To-be-released prisoners stuck behind bars due to parole staff shortage

There are only three officers for every 855 inmates in the province.


Our Correspondent July 20, 2012
To-be-released prisoners stuck behind bars due to parole staff shortage

KARACHI:


A large number of under-trial prisoners, both juvenile and adults, don’t get released because the probation and parole department does not have adequate staff to deal with the paperwork.


This was said by the panelists at a consultation on ‘The role of probation in the criminal justice system’ on Thursday. It was organised by Society for the Protection of the Rights of the Child (SPARC).

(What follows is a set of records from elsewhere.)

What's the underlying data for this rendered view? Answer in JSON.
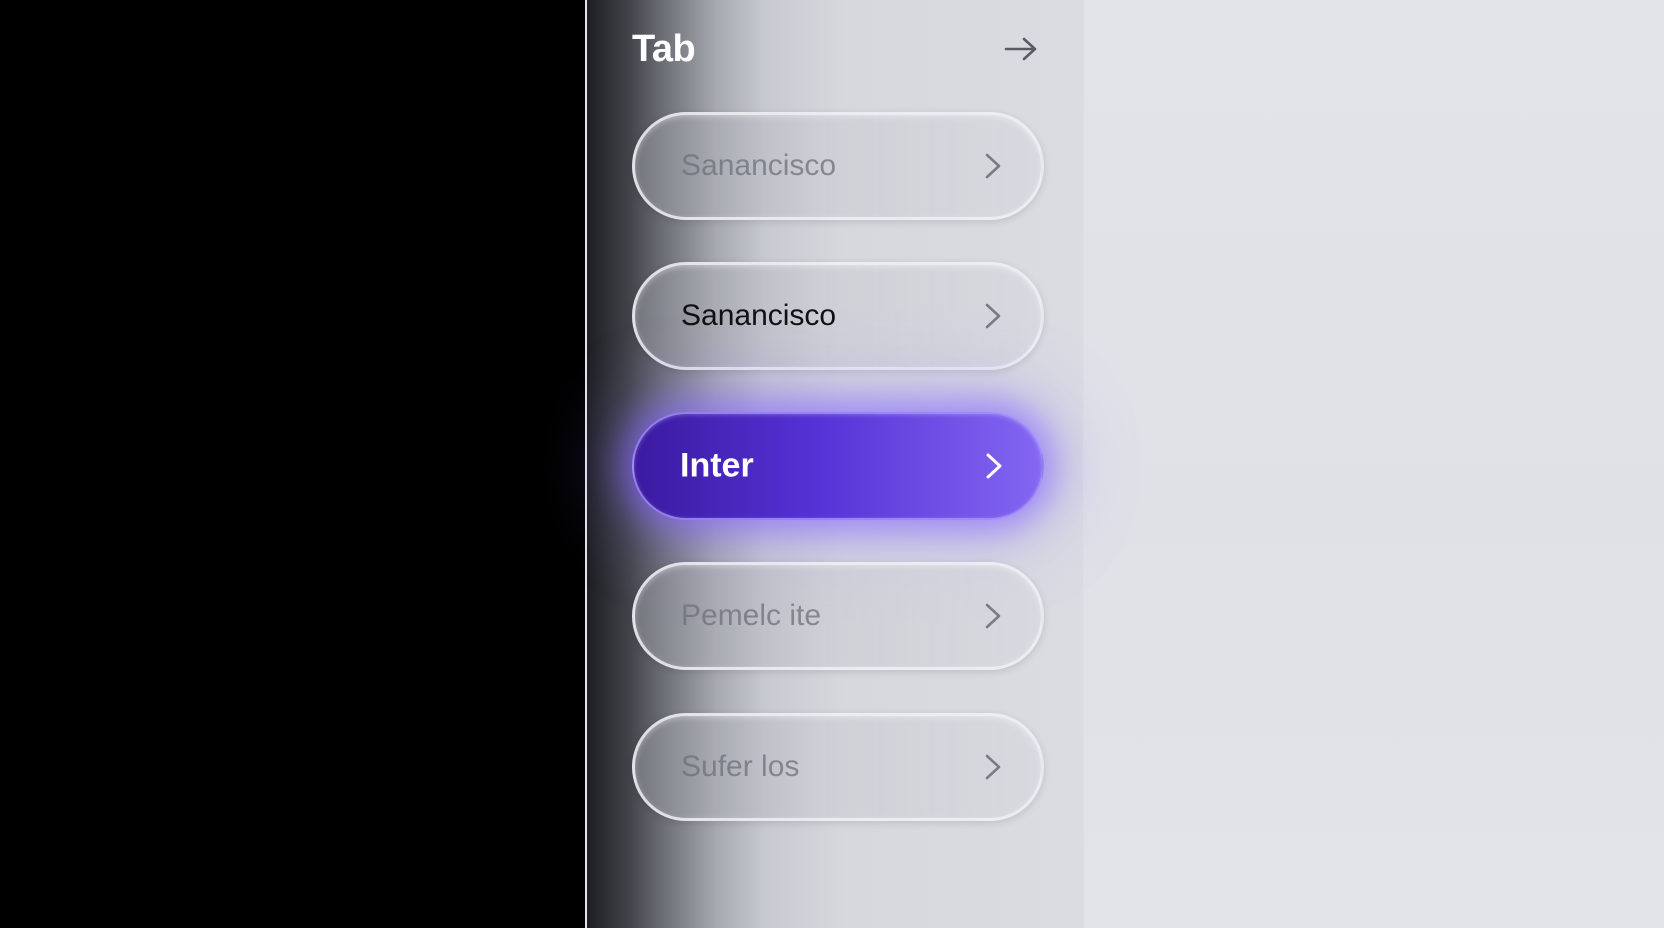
{
  "panel": {
    "title": "Tab",
    "items": [
      {
        "label": "Sanancisco",
        "state": "faded"
      },
      {
        "label": "Sanancisco",
        "state": "normal"
      },
      {
        "label": "Inter",
        "state": "active"
      },
      {
        "label": "Pemelc ite",
        "state": "faded"
      },
      {
        "label": "Sufer los",
        "state": "faded"
      }
    ]
  },
  "icons": {
    "header_action": "arrow-right-icon",
    "item_action": "chevron-right-icon"
  },
  "colors": {
    "accent": "#6a4ae8",
    "accent_dark": "#3a1aa0",
    "background_dark": "#000000",
    "background_light": "#e1e3e8"
  }
}
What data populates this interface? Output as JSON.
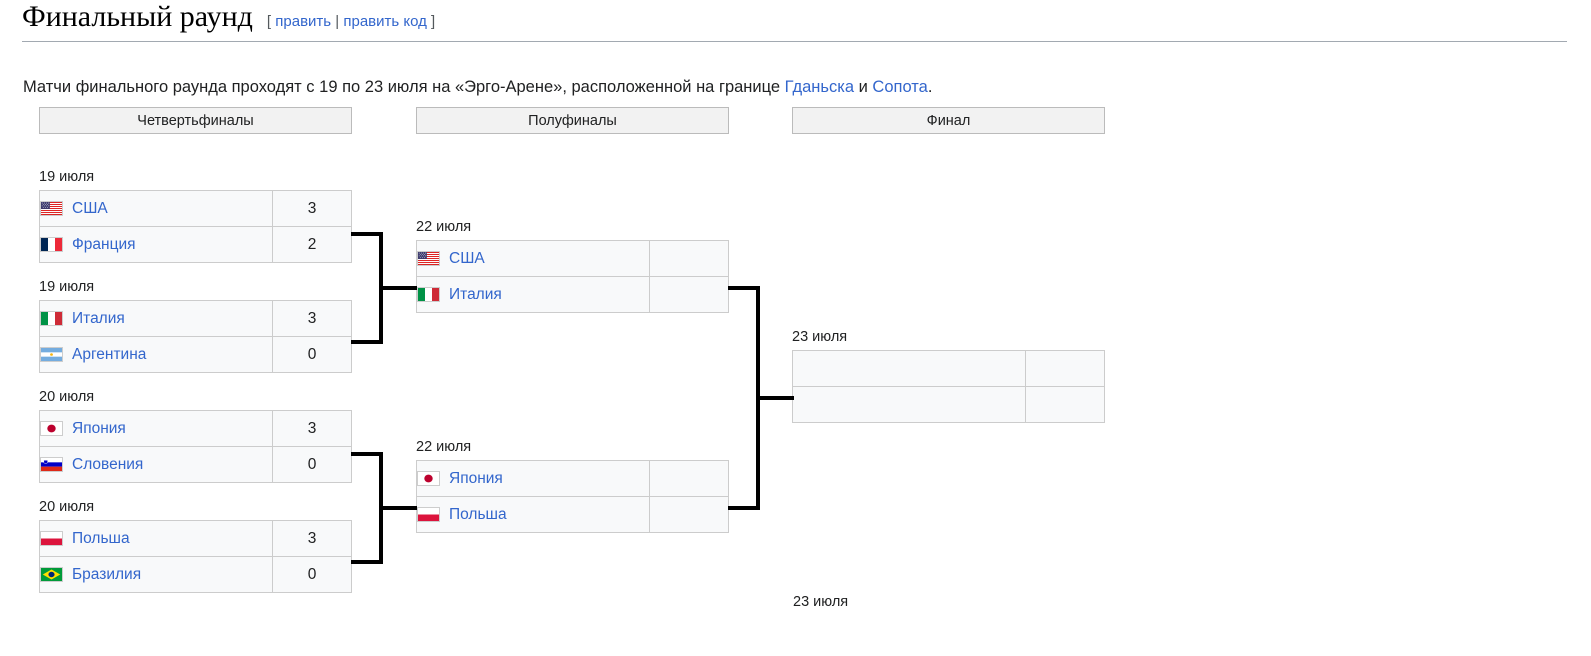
{
  "heading": {
    "title": "Финальный раунд",
    "edit_open": "[",
    "edit_link_1": "править",
    "edit_sep": "|",
    "edit_link_2": "править код",
    "edit_close": "]"
  },
  "intro": {
    "part1": "Матчи финального раунда проходят с 19 по 23 июля на «Эрго-Арене», расположенной на границе ",
    "link1": "Гданьска",
    "part2": " и ",
    "link2": "Сопота",
    "part3": "."
  },
  "rounds": [
    {
      "label": "Четвертьфиналы"
    },
    {
      "label": "Полуфиналы"
    },
    {
      "label": "Финал"
    }
  ],
  "quarterfinals": [
    {
      "date": "19 июля",
      "teams": [
        {
          "name": "США",
          "flag": "flag-usa",
          "score": "3"
        },
        {
          "name": "Франция",
          "flag": "flag-france",
          "score": "2"
        }
      ]
    },
    {
      "date": "19 июля",
      "teams": [
        {
          "name": "Италия",
          "flag": "flag-italy",
          "score": "3"
        },
        {
          "name": "Аргентина",
          "flag": "flag-argentina",
          "score": "0"
        }
      ]
    },
    {
      "date": "20 июля",
      "teams": [
        {
          "name": "Япония",
          "flag": "flag-japan",
          "score": "3"
        },
        {
          "name": "Словения",
          "flag": "flag-slovenia",
          "score": "0"
        }
      ]
    },
    {
      "date": "20 июля",
      "teams": [
        {
          "name": "Польша",
          "flag": "flag-poland",
          "score": "3"
        },
        {
          "name": "Бразилия",
          "flag": "flag-brazil",
          "score": "0"
        }
      ]
    }
  ],
  "semifinals": [
    {
      "date": "22 июля",
      "teams": [
        {
          "name": "США",
          "flag": "flag-usa",
          "score": ""
        },
        {
          "name": "Италия",
          "flag": "flag-italy",
          "score": ""
        }
      ]
    },
    {
      "date": "22 июля",
      "teams": [
        {
          "name": "Япония",
          "flag": "flag-japan",
          "score": ""
        },
        {
          "name": "Польша",
          "flag": "flag-poland",
          "score": ""
        }
      ]
    }
  ],
  "final": {
    "date": "23 июля",
    "teams": [
      {
        "name": "",
        "flag": "",
        "score": ""
      },
      {
        "name": "",
        "flag": "",
        "score": ""
      }
    ]
  },
  "third_place": {
    "date": "23 июля"
  },
  "colors": {
    "link": "#3366cc",
    "text": "#202122",
    "table_bg": "#f8f9fa",
    "table_border": "#cccccc",
    "round_header_bg": "#f2f2f2",
    "round_header_border": "#bbbbbb",
    "connector": "#000000",
    "rule": "#a2a9b1"
  }
}
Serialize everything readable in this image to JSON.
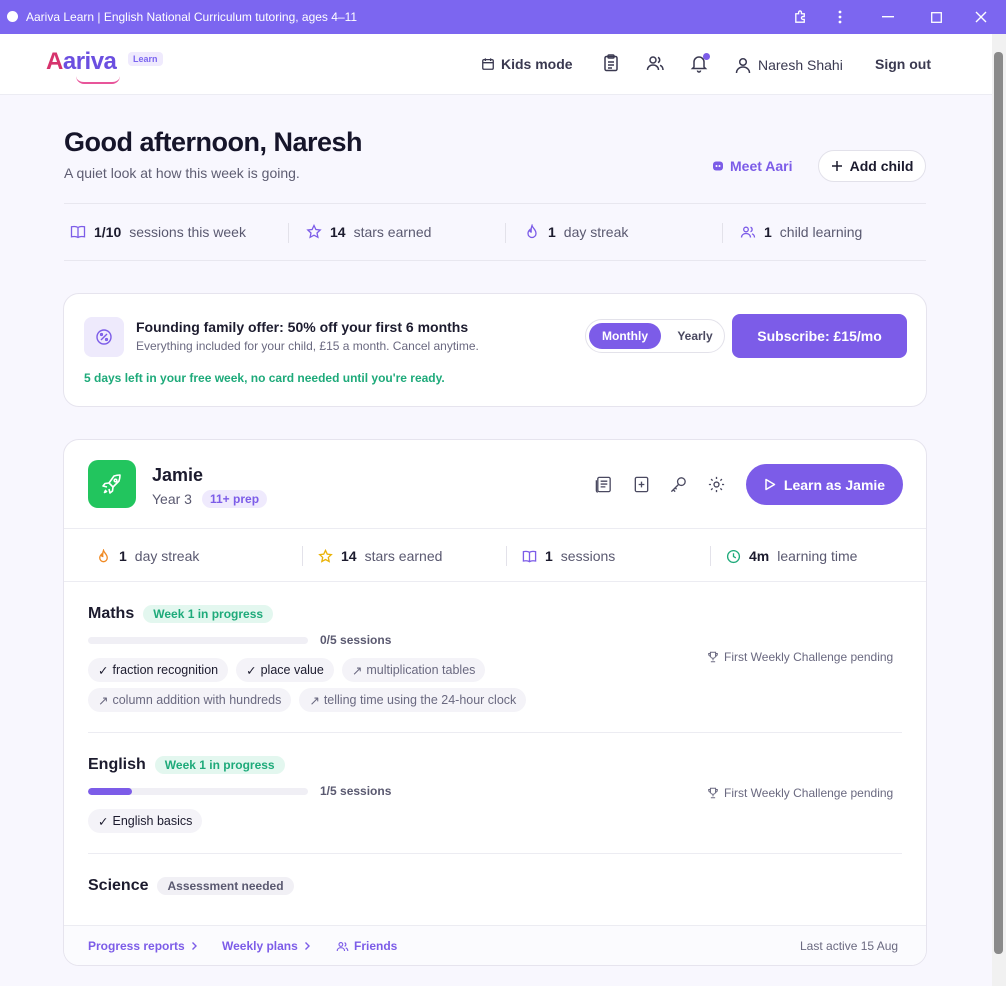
{
  "window": {
    "title": "Aariva Learn | English National Curriculum tutoring, ages 4–11"
  },
  "header": {
    "logo": "Aariva",
    "logo_badge": "Learn",
    "kids_mode": "Kids mode",
    "user_name": "Naresh Shahi",
    "sign_out": "Sign out"
  },
  "greeting": {
    "title": "Good afternoon, Naresh",
    "subtitle": "A quiet look at how this week is going.",
    "meet_aari": "Meet Aari",
    "add_child": "Add child"
  },
  "stats": [
    {
      "value": "1/10",
      "label": "sessions this week",
      "icon": "book-icon"
    },
    {
      "value": "14",
      "label": "stars earned",
      "icon": "star-icon"
    },
    {
      "value": "1",
      "label": "day streak",
      "icon": "flame-icon"
    },
    {
      "value": "1",
      "label": "child learning",
      "icon": "users-icon"
    }
  ],
  "offer": {
    "title": "Founding family offer: 50% off your first 6 months",
    "subtitle": "Everything included for your child, £15 a month. Cancel anytime.",
    "note": "5 days left in your free week, no card needed until you're ready.",
    "toggle_monthly": "Monthly",
    "toggle_yearly": "Yearly",
    "subscribe": "Subscribe: £15/mo"
  },
  "child": {
    "name": "Jamie",
    "year": "Year 3",
    "badge": "11+ prep",
    "learn_button": "Learn as Jamie",
    "stats": [
      {
        "value": "1",
        "label": "day streak"
      },
      {
        "value": "14",
        "label": "stars earned"
      },
      {
        "value": "1",
        "label": "sessions"
      },
      {
        "value": "4m",
        "label": "learning time"
      }
    ],
    "subjects": {
      "maths": {
        "name": "Maths",
        "status": "Week 1 in progress",
        "sessions": "0/5 sessions",
        "progress": 0,
        "challenge": "First Weekly Challenge pending",
        "chips": [
          {
            "mark": "✓",
            "text": "fraction recognition"
          },
          {
            "mark": "✓",
            "text": "place value"
          },
          {
            "mark": "↗",
            "text": "multiplication tables"
          },
          {
            "mark": "↗",
            "text": "column addition with hundreds"
          },
          {
            "mark": "↗",
            "text": "telling time using the 24-hour clock"
          }
        ]
      },
      "english": {
        "name": "English",
        "status": "Week 1 in progress",
        "sessions": "1/5 sessions",
        "progress": 0.2,
        "challenge": "First Weekly Challenge pending",
        "chips": [
          {
            "mark": "✓",
            "text": "English basics"
          }
        ]
      },
      "science": {
        "name": "Science",
        "status": "Assessment needed"
      }
    },
    "footer": {
      "progress_reports": "Progress reports",
      "weekly_plans": "Weekly plans",
      "friends": "Friends",
      "last_active": "Last active 15 Aug"
    }
  },
  "colors": {
    "accent": "#7c5ce8",
    "green": "#1eaa7a",
    "titlebar": "#7c66f0"
  }
}
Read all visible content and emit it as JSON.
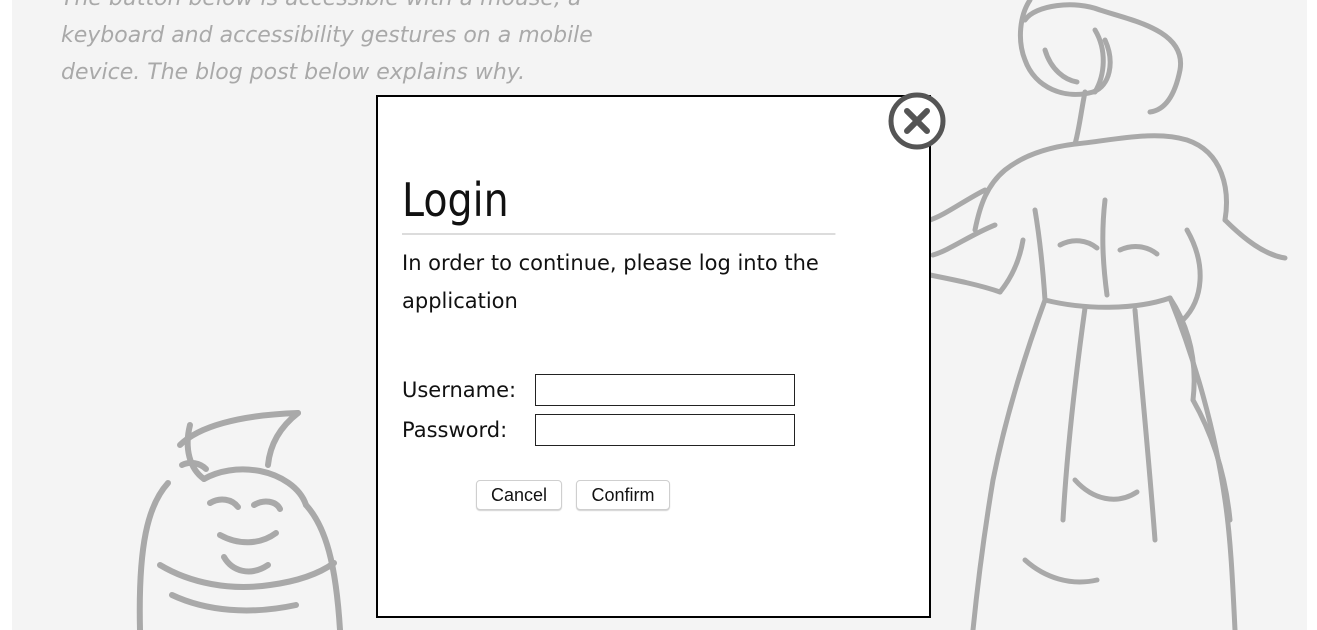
{
  "background": {
    "intro_text": "The button below is accessible with a mouse, a keyboard and accessibility gestures on a mobile device. The blog post below explains why."
  },
  "dialog": {
    "title": "Login",
    "description": "In order to continue, please log into the application",
    "username_label": "Username:",
    "username_value": "",
    "password_label": "Password:",
    "password_value": "",
    "cancel_label": "Cancel",
    "confirm_label": "Confirm",
    "close_icon": "close-circle-icon"
  },
  "colors": {
    "page_background": "#f4f4f4",
    "intro_text": "#a9a9a9",
    "illustration": "#a9a9a9",
    "dialog_background": "#ffffff",
    "dialog_border": "#000000",
    "close_icon": "#555555"
  }
}
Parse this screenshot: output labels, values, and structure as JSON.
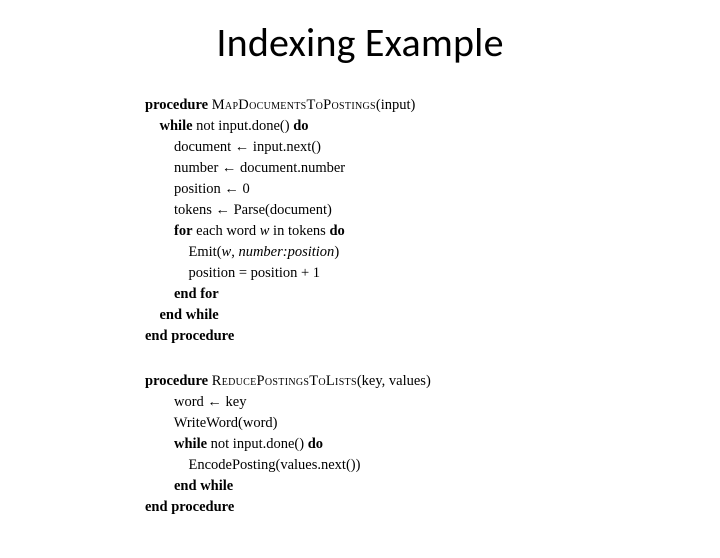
{
  "title": "Indexing Example",
  "kw": {
    "procedure": "procedure",
    "end_procedure": "end procedure",
    "while": "while",
    "end_while": "end while",
    "do": "do",
    "for": "for",
    "end_for": "end for"
  },
  "proc1": {
    "name": "MapDocumentsToPostings",
    "args": "(input)",
    "cond_while": "not input.done() ",
    "l1": "document ← input.next()",
    "l2": "number ← document.number",
    "l3": "position ← 0",
    "l4": "tokens ← Parse(document)",
    "for_each": "each word ",
    "for_var": "w",
    "for_in": " in tokens ",
    "emit_open": "Emit(",
    "emit_w": "w",
    "emit_sep1": ", ",
    "emit_np": "number:position",
    "emit_close": ")",
    "pos_update": "position = position + 1"
  },
  "proc2": {
    "name": "ReducePostingsToLists",
    "args": "(key, values)",
    "l1": "word ← key",
    "l2": "WriteWord(word)",
    "cond_while": "not input.done() ",
    "l3": "EncodePosting(values.next())"
  }
}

Telling the audience about the status of probation and parole department, home department’s additional secretary, Dr Jamaluddin, said that there were 164 sanctioned posts in the department. “However, currently only 14 people work there,” he said. “But the government will soon induct 21 new probation officers.”

The manager of SPARC, Iqbal Detho, said that there were 22,762 inmates on probation and parole in Punjab and there were only 77 probation and parole officers. “Sindh’s ratio to the number of inmates to officers is even lower,” he said. “There only three officers to deal with 855 inmates. Blochistan has 11 officers dealing with only 13 inmates on probation.”

He added that Khyber Pakhtunkhwa had 30 officers with responsibilities to look after 1,791 prisoners.

Sindh Prisons IG Ghulam Qadir Thebo elaborated on the effects of probation and parole system on the number of jail inmates. According to him the jails in Sindh were not overcrowded. “There are 26 jails in Sindh and their capacity has recently been increased,” he said. “There are 14,000 prisoners across the province.”

Thebo said that the jails were being converted to rehabilitation centres. He stressed on the importance of coordination between all the four pillars of the criminal justice system.

Justice (retd) Dr Ghous Muhammad admitted that most of the judicial officers were not aware of the alternatives to imprisonment. “They should be educated about the probation system,” he suggested. “The objective of punishment is reformation not retribution. Therefore, the notion of bail - not jail, should be considered by all the magistrates when sentencing first-time offenders.”

Muhammad said that both trial and appelate courts can release the inmates on probation. “But unfortunately they are not inclined to do so.”

To this Thebo added, “As long as all the organs do not work in harmony the environment for rehabilitating offenders will be far from ideal,” he said. “Even the educated people are unaware of their own benefits.”

Sindh DIG (admin) Abdul Khalique Shaikh urged on the technical and legal aspects of probation system as an alternative to detention. He said that release of a convicted prisoner by the court on parole or probation is done under specific conditions for a specified time period during which the sentence is curtailed.

Published in The Express Tribune, July 20th, 2012.